Researchers say louder smoke alarms needed to rouse sleeping children

? Anna Marie Newson thought her family would be safe with smoke detectors in her home’s hallways and the bedrooms of her five children.

But the Milwaukee-area mother got an alarming wake-up call when the blaring detectors failed to rouse several of the children during an experiment done by local fire officials and a television news crew.

“We were outside and we could hear the alarms going off,” Newson said in an interview this week. “It’s kind of scary.
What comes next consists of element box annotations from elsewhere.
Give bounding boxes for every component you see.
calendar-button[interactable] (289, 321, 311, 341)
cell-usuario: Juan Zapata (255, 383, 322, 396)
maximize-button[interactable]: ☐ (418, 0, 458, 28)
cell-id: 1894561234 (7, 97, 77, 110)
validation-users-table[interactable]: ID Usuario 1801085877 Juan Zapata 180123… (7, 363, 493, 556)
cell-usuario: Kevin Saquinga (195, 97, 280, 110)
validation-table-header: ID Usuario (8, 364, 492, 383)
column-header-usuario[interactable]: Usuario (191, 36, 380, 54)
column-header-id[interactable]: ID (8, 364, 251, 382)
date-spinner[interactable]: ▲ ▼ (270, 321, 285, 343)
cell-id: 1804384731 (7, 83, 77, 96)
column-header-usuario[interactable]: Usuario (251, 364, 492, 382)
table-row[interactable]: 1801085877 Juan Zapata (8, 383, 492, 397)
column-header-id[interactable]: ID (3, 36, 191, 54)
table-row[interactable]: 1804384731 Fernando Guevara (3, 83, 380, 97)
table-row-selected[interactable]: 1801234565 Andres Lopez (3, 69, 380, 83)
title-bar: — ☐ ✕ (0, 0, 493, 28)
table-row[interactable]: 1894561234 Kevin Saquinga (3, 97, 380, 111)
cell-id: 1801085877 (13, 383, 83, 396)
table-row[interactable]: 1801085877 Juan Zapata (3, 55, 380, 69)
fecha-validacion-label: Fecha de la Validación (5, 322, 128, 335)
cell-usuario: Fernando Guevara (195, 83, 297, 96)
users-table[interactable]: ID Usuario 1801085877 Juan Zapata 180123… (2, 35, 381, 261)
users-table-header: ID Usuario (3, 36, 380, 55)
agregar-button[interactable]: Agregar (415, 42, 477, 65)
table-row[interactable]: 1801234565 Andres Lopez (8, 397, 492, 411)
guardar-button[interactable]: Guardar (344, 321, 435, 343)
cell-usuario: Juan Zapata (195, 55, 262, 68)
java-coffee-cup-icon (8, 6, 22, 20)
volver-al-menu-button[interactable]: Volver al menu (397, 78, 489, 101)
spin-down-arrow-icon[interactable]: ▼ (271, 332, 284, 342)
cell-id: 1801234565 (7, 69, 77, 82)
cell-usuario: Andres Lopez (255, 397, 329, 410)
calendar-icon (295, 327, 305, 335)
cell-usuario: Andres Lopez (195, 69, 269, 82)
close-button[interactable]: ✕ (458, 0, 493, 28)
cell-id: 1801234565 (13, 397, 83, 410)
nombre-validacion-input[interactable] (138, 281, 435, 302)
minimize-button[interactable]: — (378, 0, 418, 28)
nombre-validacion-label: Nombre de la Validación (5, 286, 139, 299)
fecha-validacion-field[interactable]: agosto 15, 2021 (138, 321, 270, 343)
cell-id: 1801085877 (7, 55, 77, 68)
At least now we know.”

Those results helped prompt a warning from safety specialists that it may take more than just the traditional siren-based alarms to awaken young children during a fire.

Proposed alternatives include recordings of parents’ voices, vibrating alarms or even flashing strobe lights, according to the Northbrook, Ill.-based Underwriters Laboratories, an independent organization that certifies safety for consumer products.

Government data show that from 1991 to 2000, there were more than 33,000 deaths from residential fires nationwide — 24 percent among children under 15, Underwriters Laboratories says.

Newson found she had to awaken several of her children, then aged 8 through 14, after eight minutes of blaring. Fire officials say less than two minutes is an optimal escape time.

Children younger than 10 spend as much as 30 percent of their slumber time in deep hard-to-rouse-from sleep, while adults spend as little as 10 percent of their slumber in deep sleep, said Dr. Stephen Sheldon, a sleep specialist at Chicago’s Children’s Memorial Hospital.

Children also are more likely to be disoriented and confused when awakened during the deep-sleep phase, he said.

“The amount of sound that’s required to awaken a child during middle childhood is enormous, much greater than currently available smoke alarms,” said Sheldon, who co-chaired the UL panel.